Воцарилось неловкое молчание, после которого арестованный тихо прошептал:
– Что сейчас каяться? Вы правы, и тем не менее. Вы, Екатерина Васильевна, видите следствие, а причина кроется в другом и началась намного раньше. Страшно было Западу набирающее силу Российское государство. Вспомните, сколько построили заводов, фабрик до 1914 года. Какие тысячи километров дорог были проложены. Либеризация царя, правительства, при которых за иностранные деньги всевозможные агитаторы, купленная пресса дружно подтачивали уважение к власти. Насмешки над религией, нигилизм нравственности выплеснулись на наш малограмотный народ, который свято верит печатному слову. А депутаты Государственной Думы? За редким исключением, там собрались горлопаны; сами ничего не умели создать, но на любое решение правительства – море грязи. Что уж сейчас говорить. Так было у нас, так произошло и в Германии. Здесь – коммунисты, там – фашисты, а занимались одним делом – уничтожали народ под лозунгами защиты своего народа.
Фашизм уже осудили, пройдя через многие муки, осудят и коммунистическую идеологию. Моисей водил свой народ сорок лет по пустыне, чтобы пришло очищение, мне думается, наш народ будет идти трижды по сорок. Дайте, пожалуйста, еще глоток.
Екатерина Васильевна протянула к его губам кружку. Так, за разговором, незаметно, прошла ночь. Ранним утром загремел замок, пришла охрана с комендантом.
– Иди, собирайся, скоро катер будет. Как его сдадите, сразу назад.
– Гражданин начальник, разрешите мне взять с собой внука, на ноги ему что-то достать, совсем парень босиком.
– Бери. Бежать все равно некуда, с вами еще наш конвойный едет.

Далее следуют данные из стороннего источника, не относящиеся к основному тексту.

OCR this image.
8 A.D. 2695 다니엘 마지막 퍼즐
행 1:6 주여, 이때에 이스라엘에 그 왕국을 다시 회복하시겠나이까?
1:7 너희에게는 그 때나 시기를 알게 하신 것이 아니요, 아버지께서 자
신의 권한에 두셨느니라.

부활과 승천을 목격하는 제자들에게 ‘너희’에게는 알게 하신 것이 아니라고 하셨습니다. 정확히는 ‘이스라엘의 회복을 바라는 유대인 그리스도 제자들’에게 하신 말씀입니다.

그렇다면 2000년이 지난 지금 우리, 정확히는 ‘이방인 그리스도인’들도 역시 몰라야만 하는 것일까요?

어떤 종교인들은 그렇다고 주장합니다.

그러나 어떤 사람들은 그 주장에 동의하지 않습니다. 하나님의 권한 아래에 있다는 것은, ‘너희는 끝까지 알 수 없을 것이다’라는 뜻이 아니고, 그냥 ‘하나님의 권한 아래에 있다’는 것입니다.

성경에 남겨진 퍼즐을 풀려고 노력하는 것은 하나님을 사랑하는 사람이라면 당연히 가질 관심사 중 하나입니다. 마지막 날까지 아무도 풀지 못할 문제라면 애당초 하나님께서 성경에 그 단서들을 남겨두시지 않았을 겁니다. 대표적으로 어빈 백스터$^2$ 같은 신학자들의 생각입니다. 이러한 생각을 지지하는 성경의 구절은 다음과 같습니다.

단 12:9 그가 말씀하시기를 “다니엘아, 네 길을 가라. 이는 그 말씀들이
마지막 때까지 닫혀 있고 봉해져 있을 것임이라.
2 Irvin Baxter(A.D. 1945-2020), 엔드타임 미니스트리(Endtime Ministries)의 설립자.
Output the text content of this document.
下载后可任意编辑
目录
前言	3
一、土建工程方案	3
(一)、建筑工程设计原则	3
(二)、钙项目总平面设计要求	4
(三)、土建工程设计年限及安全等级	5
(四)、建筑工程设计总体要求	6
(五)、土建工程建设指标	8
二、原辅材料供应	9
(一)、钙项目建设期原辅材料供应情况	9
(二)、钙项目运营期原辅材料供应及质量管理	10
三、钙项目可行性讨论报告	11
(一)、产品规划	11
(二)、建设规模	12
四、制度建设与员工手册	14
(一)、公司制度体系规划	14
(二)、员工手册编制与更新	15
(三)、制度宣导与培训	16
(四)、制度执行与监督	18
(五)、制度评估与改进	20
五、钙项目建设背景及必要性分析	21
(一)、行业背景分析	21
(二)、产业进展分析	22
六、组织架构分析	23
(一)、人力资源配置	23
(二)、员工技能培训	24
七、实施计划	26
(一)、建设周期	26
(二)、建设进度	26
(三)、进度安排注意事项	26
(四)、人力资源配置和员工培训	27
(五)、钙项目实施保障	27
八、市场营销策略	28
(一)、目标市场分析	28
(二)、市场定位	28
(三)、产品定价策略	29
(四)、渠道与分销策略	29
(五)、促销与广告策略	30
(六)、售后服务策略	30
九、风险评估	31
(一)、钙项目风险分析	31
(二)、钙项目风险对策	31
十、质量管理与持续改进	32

Взяв за руку проснувшегося Сашу, подхватив фуфайку и одеяло, мама Катя заторопилась в свой барак. Узнав о поездке в город, пришли черноволосая, больше похожая на цыганку, Франя, с ней Шура и Рая. Пришли они с поручением – сдать в магазин три пустые бутылки из-под масла и купить конфет в бумажках. Саша сложил их в котомку, Рая завязала ее. В это время из-за поворота реки раздался стук нефтяного двигателя. Показался катер, девочки и Саша с котомкой заторопились вслед за мамой Катей на берег Вишеры, где уже находились возле носилок конвойные. Несколько в стороне стояли комендант поселка и оперчекист Зырянов.
Быстро погрузили арестованного, положили его на бак катера. Носилки, вещь казенную, по требованию коменданта вернули на берег, и катер отправился вверх по реке. До Саши донеслись голоса девочек: «…конфеты в бумажках… смотри, не съешь, привези…».
Катер шел, отбрасывая от себя волны, которые, расширяясь, оставались за кормой.
Река петляла, как лесная тропинка, по ее берегам чуть не вплотную стояли то глухая стена таежного леса, то белеющие стволами, с облетевшими листьями, стройные березки, а порой они проплывали мимо склонившихся над водой огромных черемух или ив, которые с удивлением разглядывали свое отражение в реке – куда подевалась так украшавшая их еще недавно зеленая крона?
Саше интересно глядеть на необъятную ширь, которую он видит впервые. До этой зимы они жили в бараках, окруженных высокими горами, до которых Саше так и не довелось дойти. Сразу за бараками, меж стоящих бревен, была натянута во много рядов колючая проволока. Туда почему-то даже подходить запрещалось.
Мама Катя склонилась над узником. Конвойные курят, о чем-то разговаривают между собой, в сторонке пристроился Зырянов. Не с руки ему офицеру стоять рядом с рядовыми. За грохотом двигателя ничего не слышно. Катер качало. Саша, держась рукой за поручень, двинулся к рубке.